20. Mot d’excuse pour le petit “Sassa”
Livia
— Mathis, arrête de courir dans le shop, bougonné-je en lançant un regard tueur à Ethan qui débarque pour le troisième jour consécutif avec mon fils.
Quand je disais qu’il ne sait pas lui dire non… Mon meilleur ami me sauve la vie en le gardant cette semaine pendant qu’Elise, son épouse, est en formation à la Rochelle. J’ai conscience de ma chance d’avoir un ami qui se plie en quatre pour me venir en aide, mais mon kangourou devient un petit prince en sa compagnie. Et si Mathis veut aller au café pour voir Mamie, Papy et Maman, Mathis vient au café juste après la sieste. Bon, j’adore voir mon fils, mais pas trop quand il gambade partout. Surtout que mes parents sont là et, forcément, voient d’un mauvais œil un enfant qui s’amuse, voyons.
— Ethan, café ? Tu veux un cookie avec, j’imagine ?
— Évidemment, et un cœur sur mon café aujourd’hui, merci !
Je lève les yeux au ciel et m’attèle à la préparation d’un chocolat chaud pour le monstre et de son café doux. Comme souvent, lorsqu’il n’y a pas grand monde, Sacha m’observe dessiner sur le café, et je me dis qu’il va vraiment falloir que je prenne le temps de lui montrer.
— Tiens, tu veux bien récupérer le pochoir dans le tiroir du bout et la poudre de cacao ? Ce chocolat a besoin d’art, lui aussi.
Je prépare un plateau avec un cookie et une part de gâteau nature aux pommes, et souris en voyant mon collègue appliqué à saupoudrer la tasse. Mathis adore qu’un kangourou se glisse dedans, comme s’il prenait un bain.
— Allez, petit monstre, c’est l’heure du goûter !
Heureusement, je n’ai pas à le courser entre les tables, il rejoint “Tonton” rapidement et s’installe sur le réhausseur, tout sourire. Et il l’est encore plus lorsque Sacha dépose sa boisson devant lui.
— Merci Sassa !
— Sacha, Trésor, Sacha, ris-je. Et tu peux le remercier, oui, c’est lui qui a trouvé le kangourou aujourd’hui.
— Trop bien !
— Et un petit cœur pour le plus adorable des esclaves du petit monstre.
Je dépose le café d’Ethan devant lui et un baiser sur sa joue tandis qu’il grimace, conscient qu’il est coupable, mais il adore venir manger ici à l’œil, de toute façon. Et me regarder travailler pendant que lui se la coule douce.
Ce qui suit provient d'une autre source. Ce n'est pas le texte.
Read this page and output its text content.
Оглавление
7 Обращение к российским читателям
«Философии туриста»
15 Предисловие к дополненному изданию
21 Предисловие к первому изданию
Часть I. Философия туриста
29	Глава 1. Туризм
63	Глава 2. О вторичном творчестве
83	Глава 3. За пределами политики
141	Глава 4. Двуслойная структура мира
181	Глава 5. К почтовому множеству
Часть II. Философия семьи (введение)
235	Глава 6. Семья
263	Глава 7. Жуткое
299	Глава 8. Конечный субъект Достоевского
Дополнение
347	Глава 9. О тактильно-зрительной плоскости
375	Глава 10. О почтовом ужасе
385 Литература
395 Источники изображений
Du moins, en apparence, parce que je suis certaine que son cerveau carbure à cent à l’heure sur son prochain roman. Un auteur de talent, mon meilleur ami, mais je me demande parfois s’il ne cache pas une folie quasi incontrôlable quand je lis ses thrillers.
— Dis-moi, Sacha, tu crois que tu aurais la possibilité de rester ce soir après la fermeture ? lui demandé-je une fois mon fils parti au parc. Le latte art semble vraiment t’intéresser et j’avoue que je ne dirais pas non à un coup de main, donc je pourrais te montrer après la fermeture ? On verra avec ma mère pour que tu termines plus tôt un autre soir, évidemment.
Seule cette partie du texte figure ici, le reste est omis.